Gidişi böyle parmak ucunda, bu kadar çıt çıkartmamaya çalışarak olsa da, bu kadar bariz ve görkemli olan başka bir şey daha olabilir miydi? Yazdan başka?
**
Yaz mevsimi, kapıyı pat diye öyle aniden ve gürültülü bir şekilde çarpıp gitmiyor hiç, dikkat ettiyseniz. Sanki rahatsız etmemek ister gibi, sanki bir uyuyan varmış da onu uyandırmamaya özen gösterirmiş gibi şevkatli, nazik ve anaç bir tavırla gidiyor hep. Gün be gün, merhale merhale, büyük ama sessiz adımlarla uzaklaşıyor. Bu da yılın hep bu vakitlerinde oluyor işte; eylül aylarının bir yerlerinde.
**
Nitekim uzaklaşan adımlarının alçak ama dip derinlerden gelen sesini duyuyorum yine. Büyük ama sessizce atılan adımlarının… Hüzünlü geliyor bana bu ses; hazin. Hüzün, hazin, hazan… Hazan mevsimi geliyor ya işte, birbirleriyle kardeş oldu sözcükler böyle. Serinleyen havada üşütmemek için birbirlerine sokulduklarından olsa gerek. Yaz… Seneye yine gelecek ama öyle değil mi? Ömür vefa ederse görürüz. Hoş, etmese de dünya yine dönecek tabi. Yaz, illa gelecek. Ben görsem ne, görmesem ne?
**
Zamanın büründüğü farklı kılıklara benzetirim mevsimleri. Üzeri meyve motifleriyle bezenmiş, güneş ışığı ve deniz köpüğüyle dokunmuş giysisini sırtından çıkartıp, bir an bile çıplak kalmadan güz giysisini giyiniveriyor hemen bugünlerde.

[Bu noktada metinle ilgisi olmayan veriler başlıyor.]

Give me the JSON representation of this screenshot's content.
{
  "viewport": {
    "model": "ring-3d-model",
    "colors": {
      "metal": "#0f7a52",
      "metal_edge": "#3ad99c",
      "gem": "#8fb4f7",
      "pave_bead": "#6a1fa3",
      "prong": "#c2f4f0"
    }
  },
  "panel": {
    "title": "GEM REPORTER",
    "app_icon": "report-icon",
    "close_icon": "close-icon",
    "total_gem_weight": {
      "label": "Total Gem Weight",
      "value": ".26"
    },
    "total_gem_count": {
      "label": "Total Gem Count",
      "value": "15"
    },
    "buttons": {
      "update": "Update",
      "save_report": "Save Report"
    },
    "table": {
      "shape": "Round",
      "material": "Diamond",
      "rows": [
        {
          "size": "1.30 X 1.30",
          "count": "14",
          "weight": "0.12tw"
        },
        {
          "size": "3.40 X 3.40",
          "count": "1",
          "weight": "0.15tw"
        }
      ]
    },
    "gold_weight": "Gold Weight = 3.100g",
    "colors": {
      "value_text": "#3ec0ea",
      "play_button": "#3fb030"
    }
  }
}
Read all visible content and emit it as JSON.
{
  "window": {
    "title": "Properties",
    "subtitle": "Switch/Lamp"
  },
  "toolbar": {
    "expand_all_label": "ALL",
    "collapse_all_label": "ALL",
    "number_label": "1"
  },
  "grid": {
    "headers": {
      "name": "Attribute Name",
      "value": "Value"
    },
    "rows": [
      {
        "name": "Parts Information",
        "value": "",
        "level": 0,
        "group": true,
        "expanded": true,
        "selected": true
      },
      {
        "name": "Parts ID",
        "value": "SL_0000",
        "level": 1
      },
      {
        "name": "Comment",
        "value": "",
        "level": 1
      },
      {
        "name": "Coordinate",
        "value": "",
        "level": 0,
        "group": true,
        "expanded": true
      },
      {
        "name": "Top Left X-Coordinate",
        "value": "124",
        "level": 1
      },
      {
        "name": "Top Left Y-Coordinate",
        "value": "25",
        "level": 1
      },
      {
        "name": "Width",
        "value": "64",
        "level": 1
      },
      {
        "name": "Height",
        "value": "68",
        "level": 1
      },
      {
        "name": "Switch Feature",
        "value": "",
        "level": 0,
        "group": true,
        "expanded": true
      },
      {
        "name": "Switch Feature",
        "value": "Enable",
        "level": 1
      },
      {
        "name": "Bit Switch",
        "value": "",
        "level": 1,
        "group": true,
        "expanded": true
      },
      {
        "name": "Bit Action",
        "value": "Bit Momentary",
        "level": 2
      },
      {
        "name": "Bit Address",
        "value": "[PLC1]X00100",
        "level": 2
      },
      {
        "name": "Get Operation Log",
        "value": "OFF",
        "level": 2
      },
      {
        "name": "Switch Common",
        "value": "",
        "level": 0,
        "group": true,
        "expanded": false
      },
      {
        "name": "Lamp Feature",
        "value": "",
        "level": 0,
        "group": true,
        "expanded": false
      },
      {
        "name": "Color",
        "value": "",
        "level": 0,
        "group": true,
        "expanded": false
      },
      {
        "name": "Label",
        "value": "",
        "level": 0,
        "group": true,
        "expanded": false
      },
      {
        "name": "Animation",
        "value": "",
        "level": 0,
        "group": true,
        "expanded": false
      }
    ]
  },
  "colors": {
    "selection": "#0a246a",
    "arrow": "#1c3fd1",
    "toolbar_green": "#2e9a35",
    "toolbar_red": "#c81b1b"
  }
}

Bir de kahverengine, güz rengi denmeliydi belki de. Çünkü en az kahve kadar bu renge; hatta çok daha geniş bir ton aralığına sahip, bu yeni giysi. Yeşilin en solgun vaktinden, çürümeyle ortaya çıkan cansız bir sarıya; kahvenin en sütlüsünden en sertine kadar, işte böyle az renkle oluşan sayısız tonlamanın göze sunduğu ahenk, zenginlik ve estetik dolduruyor yeryüzünü şimdi. Fakat dedim ya, yaz mevsiminin o yavaş ve sessizce gidişine sağladığı mükemmel uyumun gereği, sonbaharın gelişi de aynı ahestelik ve sessizlikte. Ne var ki o kıpırdanışları, yer değiştirmeleri, parmak ucunda da olsa atılan devasa adımların sesini duyuyorum.
**
Birinin gelişini kutlamak ve birinin gidişi için yas tutmak arasında kalıyorum sonra. Hangisini yapmalı ki? Zamanın farklı suretleri ve kılıkları demiştik ya… Belki de bu kostüm değişikliklerinin yalnızca işin görünen, sahnelenen kısmı olduğuna yatmalı aklımız. Kostümün altındakinin, sahnenin ardındakinin, hep aynı kişi ya da şey olduğunu idrak etmeli; bu düşünceyi benimsemeli.
Yukarıda da çok yüzeysel bir şekilde bahsettiğim gibi -“ben görmesem de dünya döner”- varlığı bizim varlığımıza bağlı olmayacak kadar, hatta başka hiçbir canlıya bağımlı kalmayacak kadar güçlü, büyük, eyvallahsız bir hayat var orta yerde. İşte onun birbirinden farklı kostümlerinin, kılıklarının, suretlerinin ve kimliklerinin ismine diyoruz, mevsim diye. Sınıflamak, klasörlemek, özelliklerine göre ayırıp isimlendirmek gerekiyor ki daha anlaşılır olsun, öyle değil mi? E biz de öyle yapıyoruz zaten ve çok kabaca da olsa dört farklı isim takmışız zamana; 4 mevsimin adlarını. Ve dedim ya, kendinden bir sonrakine el verirken, bunu bu kadar belli etmeden yapmaya çalışsa da başlı başına bu eylemiyle bile yeryüzünü titretip sarsan başka bir şey daha var mıdır sanki? Yaz mevsiminden başka…
**
Eylül aylarının bir yerleri. Hani yaz’ın gitme vakitleri. İşte bu belirsiz ve kayıp diyarın tam merkezindeyiz şimdi, tam. Kostüm değiştiren zamanın oyunculuğuna, sahnenin en ön safından, çılgınca bir alkış kopartıyorum ben de!